The distinctive, often avant-garde images of Swiss photographer René Groebli have helped shape photographic vision and design on an international level.

 

Although Groebli had a greater interest in film, he began an apprenticeship as a photographer in Zurich in 1943. In 1944-45 he attended the photography class of Hans Finsler at the then Zurich Kunstgewerbeschule, whose emphasis on the static contradicted his personality and creativity. He therefore decided to turn to his original interest, film. Nevertheless, two years later he achieved his breakthrough with his photo essay Rail Magic, a series of 14 photographs conceived as a portfolio that recreates a journey on a steam train. In total contrast to the objectivity in which most post-war Swiss photography remained, Rail Magic was a brilliant announcement of Subjective Photography, which radically changed the medium in the early 1950s. The publication catapulted the 22-year-old Groebl immediately into the ranks of the most important representatives of the Swiss photographic scene and is today one of the milestones in the international history of the photo book. From 1946, Groebli completed an apprenticeship as a documentary cameraman, but continued to work intensively in photography. In 1951, he married Rita Dürmüller, who supported him artistically throughout his life. In 1951-53, he worked as a photo reporter for the Black Star agency in London.

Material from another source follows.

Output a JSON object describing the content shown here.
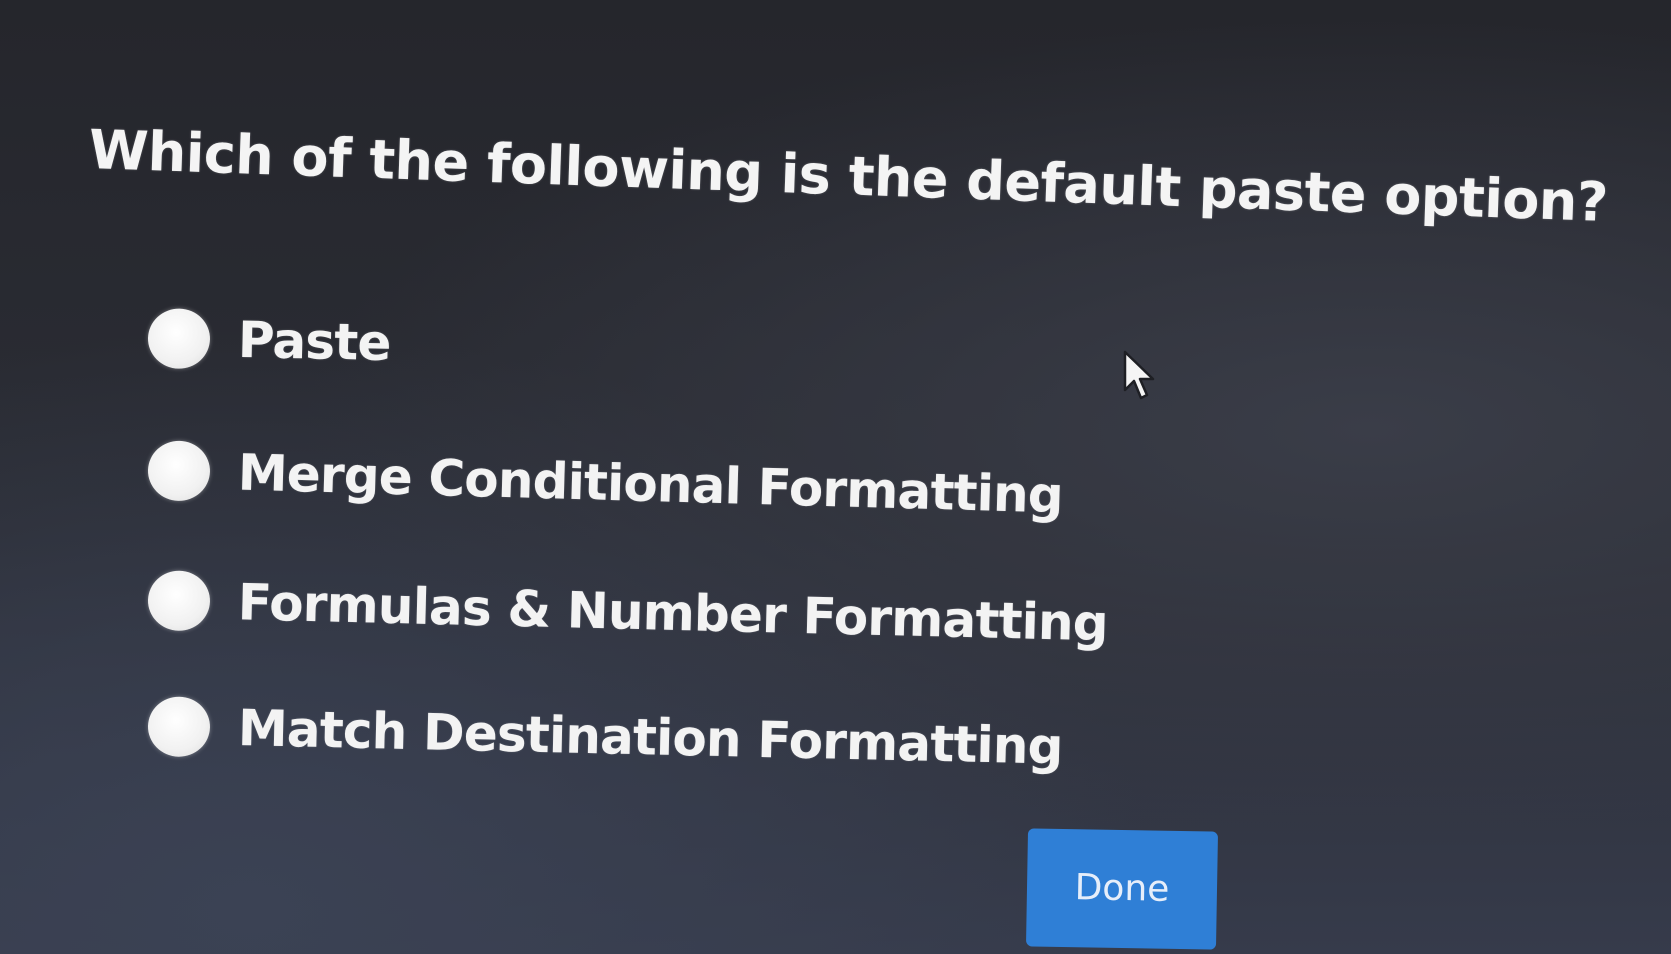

From 1953, he focused on color photography and opened his own studio. He perfected the dye-transfer process and was named “Master of Color” by U.S. Color Annual in 1957. 

 

In 1954, Groebli once again succeeded in attracting the attention of the photographic scene to his artistic work with the photo essay The Eye of Love. Taken during a belated honeymoon, 25 pictures show his young wife in intimate moments in simple French hotels, a playful poem in pictures. Inspired by the moods in films of French poetic realism, the essay seems like an atmospheric counterpart to the world of the steam locomotive. Designed in collaboration with Werner Zryd, the publication is now considered a milestone in the history of photography books. It is hardly surprising that one of the photographs, The Sitting Nude, found its way into Edward Steichen’s groundbreaking exhibition The Family of Man at the Museum of Modern Art in New York.

 

Even in the context of industry and advertising, Groebli’s color photography (1953-1980) left factual representation far behind with its consistently placed blur, movement, energy and colourful atmosphere at the centre. He remained faithful to this type of photography until the end of the 1970s, working with color alienation, crossfading, montage and pushing the dye transfer process to its limits, thus doing pioneering artistic work.